Views: 294
7 czerwca 2020 skończyłem zalewanie nowego baniaka 325 l długi, wysoki i ciężki jak nieszczęście. W czterech chłopa wtargaliśmy go do domu i osadziliśmy na stojaku.
Dwa dni zasypywania starym (ze starego zbiornika) i nowym żwirkiem dna. Zalałem zbiornik wodą z kranu i 70 l wody z RO. Szczęśliwie zostało zalane i ogrzane w dwa dni. Posadzenie roślin i podanie bakterii, uruchomienie dojrzałego filtra w nowym akwarium i można wpuszczać ryby.Plecy bolą mnie do dzisiaj.
Na pierwszy rzut wpuściłem drobnicę: piskorki, sumiki szkliste, bocje karłowate, ślimaczki i krewetkę gabońską, krewetki red cherry też się załapały.
W poniedziałek wielki dzień wpuściłem resztę ekipy skalary i paletki, a we wtorek do 3 weteranów, które przyjechały z akwarium dokupiłem jeszcze 4 nowe.

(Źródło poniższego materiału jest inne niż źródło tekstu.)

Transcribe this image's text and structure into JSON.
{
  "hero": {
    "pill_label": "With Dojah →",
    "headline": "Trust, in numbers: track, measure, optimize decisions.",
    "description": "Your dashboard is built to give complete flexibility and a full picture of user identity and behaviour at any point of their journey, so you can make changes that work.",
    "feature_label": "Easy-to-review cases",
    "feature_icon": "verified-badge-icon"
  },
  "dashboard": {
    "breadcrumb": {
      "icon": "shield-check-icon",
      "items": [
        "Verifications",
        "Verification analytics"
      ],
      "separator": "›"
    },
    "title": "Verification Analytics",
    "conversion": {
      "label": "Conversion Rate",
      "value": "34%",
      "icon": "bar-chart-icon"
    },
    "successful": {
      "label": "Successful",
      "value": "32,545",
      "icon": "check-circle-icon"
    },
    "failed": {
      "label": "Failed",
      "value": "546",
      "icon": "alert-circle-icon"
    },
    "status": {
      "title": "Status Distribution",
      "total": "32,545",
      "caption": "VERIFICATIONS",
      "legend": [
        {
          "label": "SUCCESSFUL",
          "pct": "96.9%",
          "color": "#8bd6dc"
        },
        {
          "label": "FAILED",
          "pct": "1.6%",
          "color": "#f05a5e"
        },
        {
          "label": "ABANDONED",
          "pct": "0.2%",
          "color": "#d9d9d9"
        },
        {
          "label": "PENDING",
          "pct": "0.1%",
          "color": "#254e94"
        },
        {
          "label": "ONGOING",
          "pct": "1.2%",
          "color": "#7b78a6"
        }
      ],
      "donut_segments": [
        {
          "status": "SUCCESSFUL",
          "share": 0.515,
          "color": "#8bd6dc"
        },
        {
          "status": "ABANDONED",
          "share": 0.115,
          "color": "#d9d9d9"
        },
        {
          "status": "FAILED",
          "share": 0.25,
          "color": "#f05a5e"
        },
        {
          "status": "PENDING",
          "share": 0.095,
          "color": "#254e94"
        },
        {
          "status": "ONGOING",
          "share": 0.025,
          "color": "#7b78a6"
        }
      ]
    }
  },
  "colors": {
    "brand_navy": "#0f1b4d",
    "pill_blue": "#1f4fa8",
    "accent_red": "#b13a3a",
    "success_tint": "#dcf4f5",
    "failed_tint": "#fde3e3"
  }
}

W takim wysokim zbiorniku bardzo wskazane jest dodatkowe napowietrzanie, pierwszej nocy przyducha załatwiła część krewetek.
Codziennie parzę kubeczek herbatki z szyszek olchy czarnej i dolewam powstały napar. Skończę, gdy woda osiągnie pH 6.5 albo gdy nabierze ładnego słomkowego koloru. Nie ma co przesadzać z garbnikami i tak ciężko będzie doświetlić taki wysoki zbiornik.